I started to step down to the street, but he did it again.
“Wait.”
“What?”
“Turn my seat around. Otherwise I can’t see him.”
“Or I can do that,” Mike said. “Just show me how.”
“Yeah, okay,” Chester said. “Go away now, Lewis.”
I stepped down and headed out on foot.
I did not take offense.
Chapter Nineteen:
* * *
Cool
I walked down to the beach, which was not far, and took a stroll along the boardwalk. Except it wasn’t really a boardwalk. Not the way I think of a boardwalk. I mean, boardwalks should have boards, right? This was just a wide, flat concrete street with no cars.
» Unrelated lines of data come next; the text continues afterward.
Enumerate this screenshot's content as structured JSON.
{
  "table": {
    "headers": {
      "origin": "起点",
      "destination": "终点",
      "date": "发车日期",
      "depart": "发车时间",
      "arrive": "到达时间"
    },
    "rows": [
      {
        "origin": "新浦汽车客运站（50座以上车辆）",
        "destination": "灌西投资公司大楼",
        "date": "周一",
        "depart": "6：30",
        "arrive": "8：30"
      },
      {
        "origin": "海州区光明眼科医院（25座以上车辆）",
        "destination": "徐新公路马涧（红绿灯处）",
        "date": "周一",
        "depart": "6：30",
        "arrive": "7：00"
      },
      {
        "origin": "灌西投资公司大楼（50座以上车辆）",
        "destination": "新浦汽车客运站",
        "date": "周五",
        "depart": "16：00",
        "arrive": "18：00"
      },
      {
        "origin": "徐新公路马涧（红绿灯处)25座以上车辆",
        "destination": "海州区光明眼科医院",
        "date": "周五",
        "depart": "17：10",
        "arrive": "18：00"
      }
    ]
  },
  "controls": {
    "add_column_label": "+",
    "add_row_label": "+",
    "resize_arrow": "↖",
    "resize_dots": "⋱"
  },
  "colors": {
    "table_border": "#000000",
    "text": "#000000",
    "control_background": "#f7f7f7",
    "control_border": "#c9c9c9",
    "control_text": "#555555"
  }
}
Shops on one side. Informal vendors on the beach side, under umbrellas or square awnings. Tents and impromptu dwellings made of blue tarps everywhere. Palm trees as far as the eye could see.
And there were street performers. Dancers and jugglers and acrobatic tumblers. A guy playing guitar who probably belonged in his own living room. A woman playing violin who might’ve played in a symphony orchestra if life had been more fair.